Elucidation of the interplay between viruses and host cells is crucial for taming viruses to benefit human health. Cancer therapy using adenovirus, called oncolytic virotherapy, is a promising treatment option but is not robust in all patients. In addition, inefficient replication of human adenovirus in mouse hampered the development of an in vivo model for preclinical evaluation of therapeutically engineered adenovirus. nc886 is a human non-coding RNA that suppresses Protein Kinase R (PKR), an antiviral protein. In this study, we have found that nc886 greatly promotes adenoviral gene expression and replication. Remarkably, the stimulatory effect of nc886 is not dependent on its function to inhibit PKR. Rather, nc886 facilitates the nuclear entry of adenovirus via modulating the kinesin pathway. nc886 is not conserved in mouse and, when xenogeneically expressed in mouse cells, promotes adenovirus replication. Our investigation has discovered a novel mechanism of how a host ncRNA plays a pro-adenoviral role. Given that nc886 expression is silenced in a subset of cancer cells, our study highlights that oncolytic virotherapy might be inefficient in those cells. Furthermore, our findings open future possibilities of harnessing nc886 to improve the efficacy of oncolytic adenovirus and to construct nc886-expressing transgenic mice as an animal model.

Identification and Functional Characterization of Two Noncoding RNAs Transcribed from Putative Active Enhancers in Hepatocellular Carcinoma.

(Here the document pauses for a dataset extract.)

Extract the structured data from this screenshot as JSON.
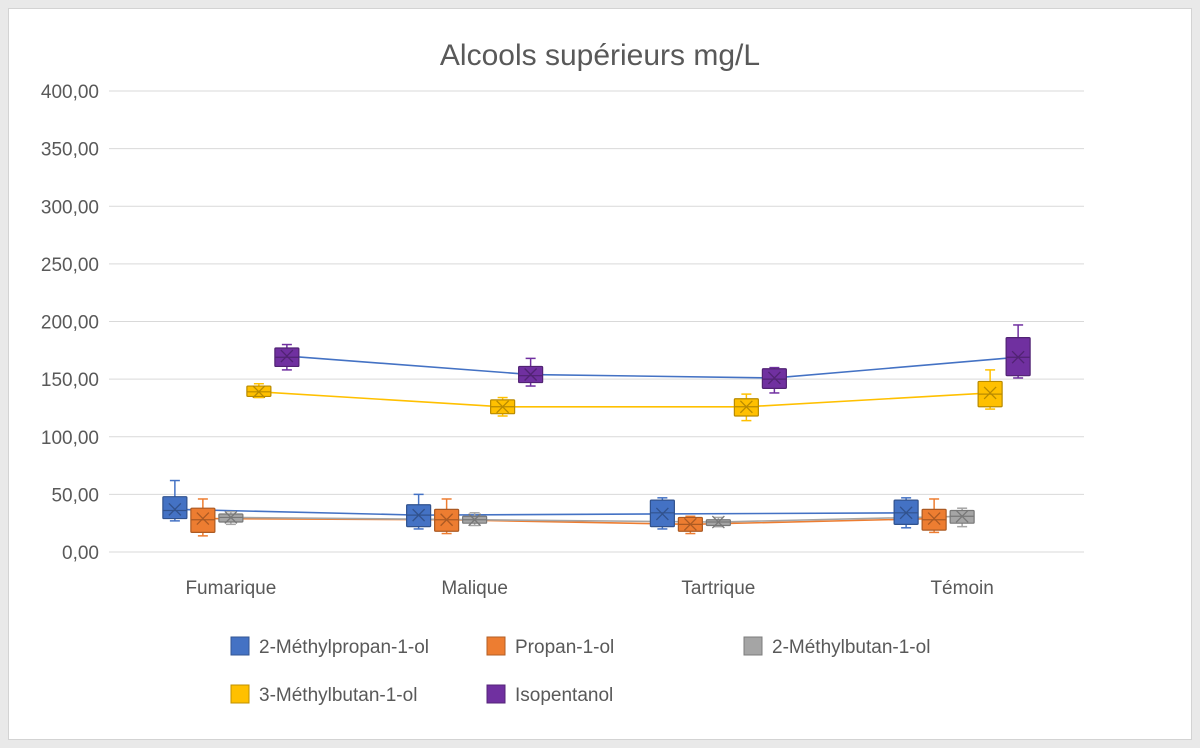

Enhancers have been conventionally perceived as cis-acting elements that provide binding sites for trans-acting factors. However, recent studies have shown that enhancers are transcribed and that these transcripts, called enhancer RNAs (eRNAs), have a regulatory function. Here, we identified putative eRNAs by profiling and determining the overlap between noncoding RNA expression loci and eRNA-associated histone marks such as H3K27ac and H3K4me1 in hepatocellular carcinoma (HCC) cell lines. Of the 132 HCC-derived noncoding RNAs, 74 overlapped with the eRNA loci defined by the FANTOM consortium, and 65 were located in the proximal regions of genes differentially expressed between normal and tumor tissues in TCGA dataset. Interestingly, knockdown of two selected putative eRNAs, THUMPD3-AS1 and LINC01572, led to downregulation of their target mRNAs and to a reduction in the proliferation and migration of HCC cells. Additionally, the expression of these two noncoding RNAs and target mRNAs was elevated in tumor samples in the TCGA dataset, and high expression was associated with poor survival of patients. Collectively, our study suggests that noncoding RNAs such as THUMPD3-AS1 and LINC01572 (i.e., putative eRNAs) can promote the transcription of genes involved in cell proliferation and differentiation and that the dysregulation of these noncoding RNAs can cause cancers such as HCC.